I am working on a SIL verification project and just had to share some observations.
For this project, the customer decided to choose a logic solver for which no data is listed in the exida Safety Equipment Reliability Handbook (SERH). One could ask:
Well the simple answer is that we have contacted this particular manufacturer multiple times and we have been met with silence. Apparently there is no interest from the manufacturer to have their product listed in the database. Do they think that an exida analysis of the data would identify potential issues?
- What now?
The SERH database fortunately contains “generic” components for all equipment categories. One can select these generic components if there is no data for a specific component or if it is not decided what the final equipment item is going to be.

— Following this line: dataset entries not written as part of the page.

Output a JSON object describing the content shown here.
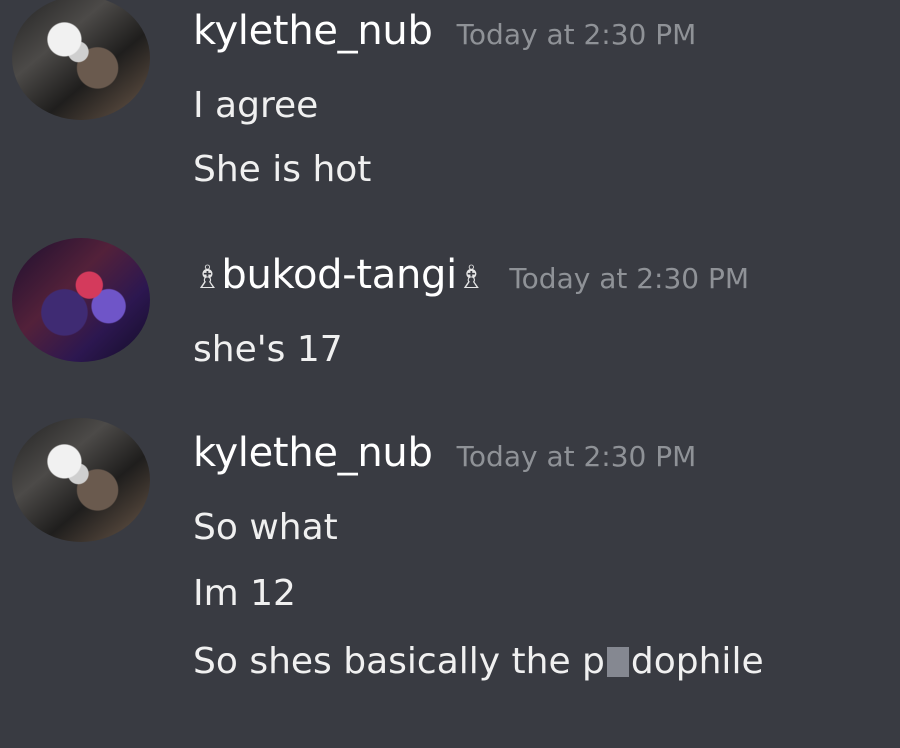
{
  "messages": [
    {
      "username": "kylethe_nub",
      "timestamp": "Today at 2:30 PM",
      "lines": [
        "I agree",
        "She is hot"
      ]
    },
    {
      "username_deco_left": "♗",
      "username": "bukod-tangi",
      "username_deco_right": "♗",
      "timestamp": "Today at 2:30 PM",
      "lines": [
        "she's 17"
      ]
    },
    {
      "username": "kylethe_nub",
      "timestamp": "Today at 2:30 PM",
      "lines": [
        "So what",
        "Im 12"
      ],
      "last_line_prefix": "So shes basically the p",
      "last_line_suffix": "dophile"
    }
  ]
}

After completing my SIL verification using the exSILentia® tool, the customer provided a calculation sheet from the manufacturer. When reviewing the calculation sheet, I had to conclude that the information provided was not sufficient to be included in the exSILentia® models for the project: no failure data, no proof test coverage, no mission time, etc. The manufacturer calculation results raised some concerns, specifically since the calculated PFDAVG (7.7E-6) suggested that the total dangerous undetected failure rate of the logic solver was about equal to the failure rate of a single resistor when assuming that all undetected failures will be revealed during a proof test (highly unrealistic). Is the logic solver really this good? This must be the best thing ever…

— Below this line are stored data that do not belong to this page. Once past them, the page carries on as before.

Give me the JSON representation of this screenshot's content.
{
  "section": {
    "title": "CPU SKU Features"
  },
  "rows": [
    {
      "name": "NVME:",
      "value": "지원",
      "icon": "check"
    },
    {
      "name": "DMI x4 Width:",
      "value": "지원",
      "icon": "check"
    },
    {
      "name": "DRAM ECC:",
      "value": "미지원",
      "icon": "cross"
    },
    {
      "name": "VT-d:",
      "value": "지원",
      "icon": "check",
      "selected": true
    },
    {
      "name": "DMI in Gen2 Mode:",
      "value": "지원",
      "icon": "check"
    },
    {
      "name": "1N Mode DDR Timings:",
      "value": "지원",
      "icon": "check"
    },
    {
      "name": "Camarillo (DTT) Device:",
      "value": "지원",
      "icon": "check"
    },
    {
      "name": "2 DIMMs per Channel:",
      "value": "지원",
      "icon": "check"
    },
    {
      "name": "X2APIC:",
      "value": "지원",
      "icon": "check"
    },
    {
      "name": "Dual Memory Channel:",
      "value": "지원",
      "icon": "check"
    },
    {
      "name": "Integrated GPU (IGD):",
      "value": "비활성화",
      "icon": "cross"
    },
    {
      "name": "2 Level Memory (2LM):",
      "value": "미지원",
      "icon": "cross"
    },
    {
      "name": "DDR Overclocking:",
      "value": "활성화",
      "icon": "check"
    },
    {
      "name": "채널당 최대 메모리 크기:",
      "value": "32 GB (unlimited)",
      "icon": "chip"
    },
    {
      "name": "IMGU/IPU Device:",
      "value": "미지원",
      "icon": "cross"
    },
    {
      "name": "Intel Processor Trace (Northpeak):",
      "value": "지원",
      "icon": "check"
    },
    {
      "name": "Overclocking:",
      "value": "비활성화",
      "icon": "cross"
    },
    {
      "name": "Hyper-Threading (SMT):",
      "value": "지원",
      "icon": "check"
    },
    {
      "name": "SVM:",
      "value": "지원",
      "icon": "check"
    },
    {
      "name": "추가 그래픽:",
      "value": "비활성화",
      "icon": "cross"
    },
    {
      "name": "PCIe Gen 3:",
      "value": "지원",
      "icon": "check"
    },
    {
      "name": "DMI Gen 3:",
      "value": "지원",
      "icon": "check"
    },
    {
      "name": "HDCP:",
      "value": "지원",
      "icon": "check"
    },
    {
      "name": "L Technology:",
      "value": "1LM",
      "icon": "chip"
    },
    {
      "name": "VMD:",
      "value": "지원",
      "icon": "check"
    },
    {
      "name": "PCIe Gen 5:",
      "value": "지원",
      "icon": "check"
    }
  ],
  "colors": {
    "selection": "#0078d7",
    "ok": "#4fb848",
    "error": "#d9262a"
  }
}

The calculation sheet suggests that the calculations have been reviewed by one of the TÜV organizations in Germany, however in this case this is the same organization that suggests failure rates for solenoid valves are lower than the failure rate of a single resistor; as such this only discredits the calculation sheet in my opinion.
So what is the best path forward for this SIL verification project? Well the problems in SIF are usually always in the final elements, i.e. this is the largest PFDAVG contributor. For one of the SIFs the achieved Risk Reduction Factor was 127 when using the Generic SIL 3 PLC failure rate data in the SIL verification calculations. I ran a simple calculation to demonstrate that if one assumes that the complete SIF is only made up off the final element part (i.e. the PFDAVG of the sensor and logic solver are 0), the achieved Risk Reduction Factor was 128. The problem really is in the final elements.
Why are manufacturers suggesting their logic solvers fail less frequent than a resistor? Don’t these logic solvers have any resistors themselves? Why do 3rd parties accept these kinds of claims? Your lesson learned: If it sounds too good to be true, it probably is. Don’t blindly accept data provided from any source without some healthy scrutiny of the results.